Selected Papers on Language and the Brain
by Norman Geschwind
D. Reidel, 549 pp., $18.95 (paper)
Cerebral Dominance: The Biological Foundations
edited by Norman Geschwind, edited by Albert M. Galaburda
Harvard University Press, 232 pp., $27.50
Dyslexia: Current Status and Future Directions
edited by Frank Hopkins Duffy, edited by Norman Geschwind
Little, Brown, 223 pp., $32.50
Nineteenth-century neurology was dominated by two opposing schools of thought. Early in the century the Austrian neuroanatomist Franz Gall and his disciples claimed that, to those practiced in the art, an examination of bumps on a person’s head revealed talents and psychological characteristics; traits of character, he held, were controlled by specific regions of the brain. Gall had a fashionable success in France, but was ridiculed by the leading neurologist of the day, M.J.P. Flourens, who had performed experiments on birds’ brains. At the height of his fame in the 1840s, when he defeated Victor Hugo for membership in the French Academy, Flourens believed that he had conclusively demonstrated that activities such as walking and flying were not dependent on any particular region of the brain. The brain functions as a whole, he argued, and it was impossible to predict the specific effects of any form of damage.
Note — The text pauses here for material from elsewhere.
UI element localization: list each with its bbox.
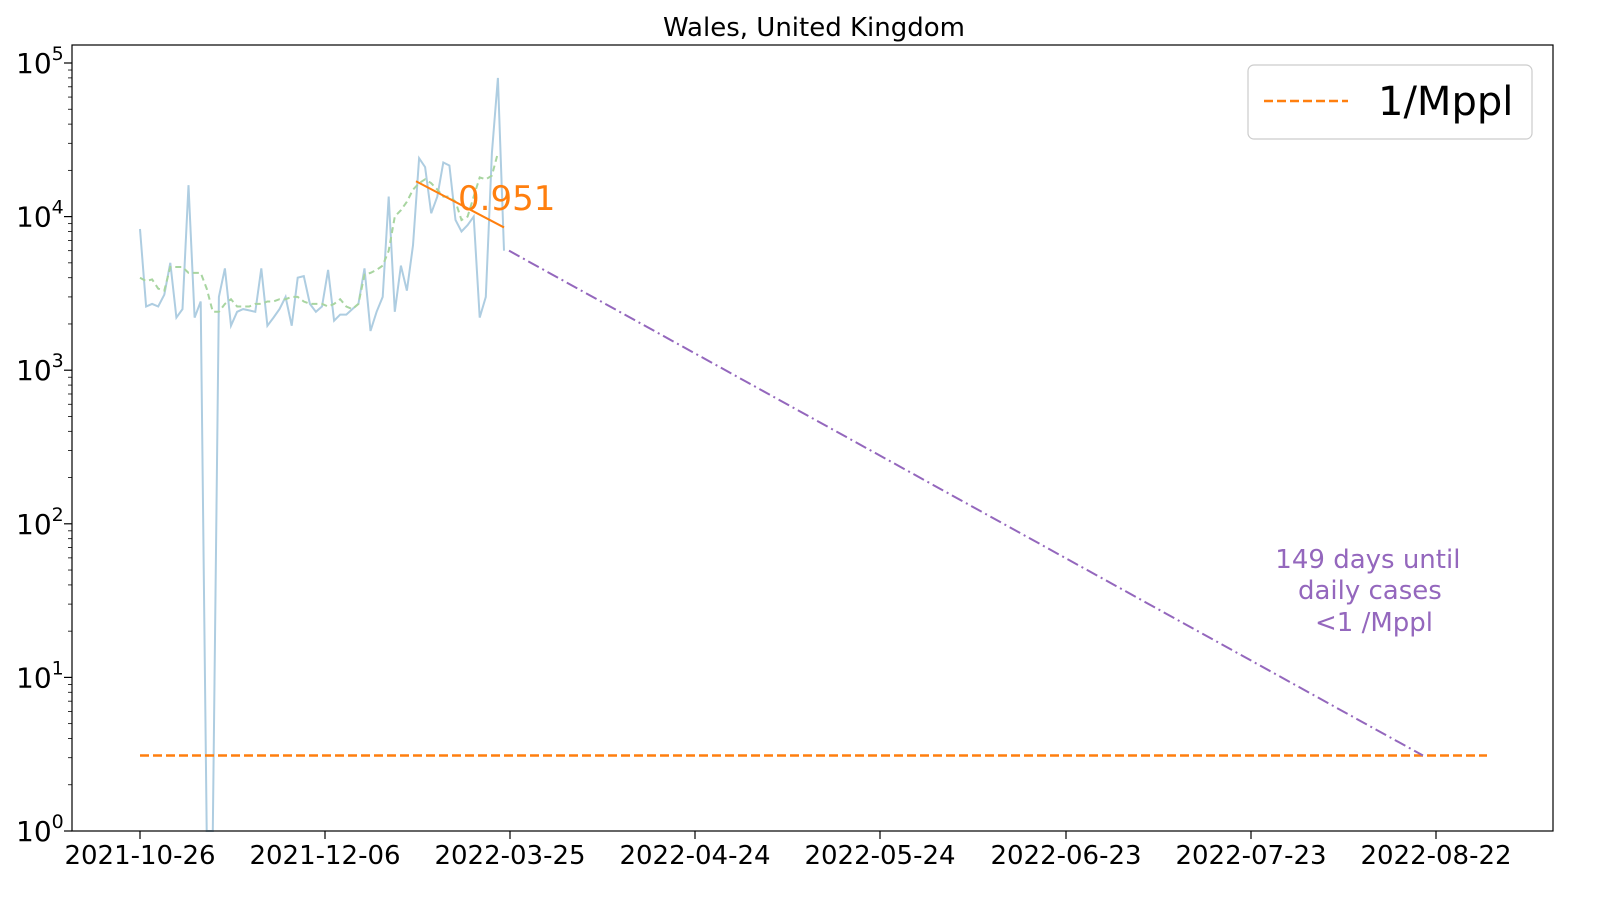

In 1861 the French neuroanatomist Paul Broca demonstrated that damage to a specific region on the left side of the cerebral cortex caused severe language problems, such as an inability to speak fluently. This was the first serious challenge to Flourens and the “holistic” school. Subsequently, the German neurologist Carl Wernicke found another region on the left side of the brain that apparently controlled different aspects of language, including the ability to understand speech. Wernicke argued that the region on the left side of the brain that had been discovered by Broca was somehow responsible for translating language formulated in the brain into the mechanical movements of the vocal cords, the tongue, and the mouth. A band of fibers called the arcuate fasciculus connected Broca’s region to the same region that Wernicke himself had discovered; and Wernicke believed that the region he had discovered was responsible for the recognition, or sorting, of speech as distinct from other sounds. Clinicians soon found that such “localization” of brain functions explained many other patterns of neurological disorders in addition to language. In 1884, for example, a patient with epilepsy and partial paralysis had a brain tumor removed in the first such operation in medical history. The neurological symptoms enabled the surgeon to locate the exact position of the tumor.
During the early years of the twentieth century, however, the belief that psychological behavior derived from separate mental faculties, each controlled by different centers in the brain, became increasingly unpopular; most neurologists and psychologists considered this an implausible view of human psychology. In 1927 a neurology textbook noted:
Neurologists have been prone, even up to the present time, to fall into the error of attempting to find specific centers for particular mental functions or faculties. But the evidence at present available gives small promise of success in the search for such centers. It is, in fact, theoretically improbable that such discoveries will ever be made, for psychology today recognizes no such mosaic of discrete mental faculties as would be implied by such a doctrine.